Cartas marcadas: Mauricio Rosa
Ana, ao verificar o edital na internet, começou logo a reunir sua valiosa documentação. Diploma, certificados, atestados e um currículo completo, elaborado aos mínimos detalhes.
Além disso, Ana escreveu sobre todas as possíveis questões que seriam feitas. Treinou com familiares e amigos. Embasou-se sobre o assunto e a área na qual estava a se candidatar. Imaginou algo mais completo e articulatório.
Chegou quinze minutos antes. Ao ser chamada, encontrou-se com duas pessoas, uma lhe cumprimentou com muito respeito e simpatia e a outra nem olhou para seu rosto, ficou verificando o aparelho celular.
As perguntas iniciam:
– Qual o interesse na vaga?
– Quais seus pontos fracos e fortes?
– Trabalha bem em grupo?
– Tem disponibilidade de horário?
– Tem experiência?
– Qual seu grau de estudo mesmo?
Então, Ana, pergunta: você não leu meu arquivo? Algumas dessas questões já estão respondidas.
A “entrevistadora” responde: olhei meio por cima.
A outra pessoa fica mexendo no telefone dando leves sorrisos para algum “meme” que recebeu e só levanta para encher a cuida de chimarrão. A única pergunta que faz é: leu bem o edital?
Então, sem apresentar menos da metade dos argumentos que tinha, Ana é dispensada.
Dias depois o resultado: decepcionante. Ana sentiu-se uma palhaça.
Através de conversas e pesquisas, ela descobriu que sua pasta de arquivo e aquela entrevista era só um motivo burocrático. Ela descobriu que deveria ter dado abraços nas pessoas certas, apertar mãos corretas, oferecer café, distribuir panfletos e até fazer uma janta, com sobremesa a gosto. Também descobriu que precisa melhorar as amizades. Falar menos de sua vida pessoal e focar em seu desenvolvimento.
O “processo seletivo”, ela definiu como uma mesa de jogatina. Não importa quais são as suas cartas e quantas vezes você praticou. Antes do jogo começar, já há um vencedor.
Guimarães Rosa dizia: “Pão ou pães, é questão de “opiniães””. O Sertão está em todo lugar.
Maurício Rosa diz: “Palhação ou palhações, todos “somões””. O Circo está em todo lugar.
Tenham empatia com os candidatos. Ouçam com seriedade, estudem seus currículos, não só cobrem a experiência, mas ofereçam-na. Ninguém nasce sabendo. Tenham posturas profissionais, o futuro da pessoa depende da sua decisão e você se preocupa com a água do mate. Respeitem a condição alheia.

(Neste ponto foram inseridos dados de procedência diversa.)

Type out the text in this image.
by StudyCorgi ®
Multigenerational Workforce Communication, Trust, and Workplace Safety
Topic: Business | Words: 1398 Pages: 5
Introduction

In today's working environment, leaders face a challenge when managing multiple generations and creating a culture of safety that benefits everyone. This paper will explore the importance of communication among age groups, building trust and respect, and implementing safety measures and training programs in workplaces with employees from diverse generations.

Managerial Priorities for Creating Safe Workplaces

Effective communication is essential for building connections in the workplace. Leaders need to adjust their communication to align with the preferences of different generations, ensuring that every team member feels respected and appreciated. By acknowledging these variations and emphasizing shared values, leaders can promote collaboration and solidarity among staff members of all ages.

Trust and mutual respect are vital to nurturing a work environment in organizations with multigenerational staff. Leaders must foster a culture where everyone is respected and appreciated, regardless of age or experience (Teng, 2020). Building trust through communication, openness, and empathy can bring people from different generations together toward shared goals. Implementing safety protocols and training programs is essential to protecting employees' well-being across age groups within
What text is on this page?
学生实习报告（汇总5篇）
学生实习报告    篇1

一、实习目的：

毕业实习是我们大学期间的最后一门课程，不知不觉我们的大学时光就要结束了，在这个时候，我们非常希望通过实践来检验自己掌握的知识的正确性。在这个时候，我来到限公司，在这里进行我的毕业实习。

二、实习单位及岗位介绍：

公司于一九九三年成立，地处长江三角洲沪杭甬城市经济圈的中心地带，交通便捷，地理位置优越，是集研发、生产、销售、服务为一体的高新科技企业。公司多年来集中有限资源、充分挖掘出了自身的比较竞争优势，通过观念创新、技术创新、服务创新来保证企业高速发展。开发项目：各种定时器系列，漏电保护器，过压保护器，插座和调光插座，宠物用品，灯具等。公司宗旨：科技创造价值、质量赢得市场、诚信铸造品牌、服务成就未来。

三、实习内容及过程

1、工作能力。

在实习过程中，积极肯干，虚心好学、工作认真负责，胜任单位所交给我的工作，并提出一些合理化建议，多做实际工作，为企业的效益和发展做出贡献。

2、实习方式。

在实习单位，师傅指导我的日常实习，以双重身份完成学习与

Um dia pode ser você que estará do outro lado da mesa.
A entrevista é um complemento ao currículo e às empresas e instituições, inclusive governamentais, usam como pano de fundo para “julgar” quem, na verdade, já foi escolhido, fazendo os outros perderem tempo.
Não generalizo, pois generalizar também é ser intolerante
Meu trabalho como autor também é criticar, doa a quem doer. O artista tem isso dentro de si, falar pelos que não podem ou não têm coragem. Não pode ficar escondido guardando uma opinião que, devido a sua função e reconhecimento, tem muita relevância.
Ana gastou tempo, energia, dinheiro com impressões de documentos, mas, como a batalhadora que é, ainda mantém a esperança.
Serviu o chapéu? Encaixa bem ele na cabeça e monta no cavalo da tua falta de empatia.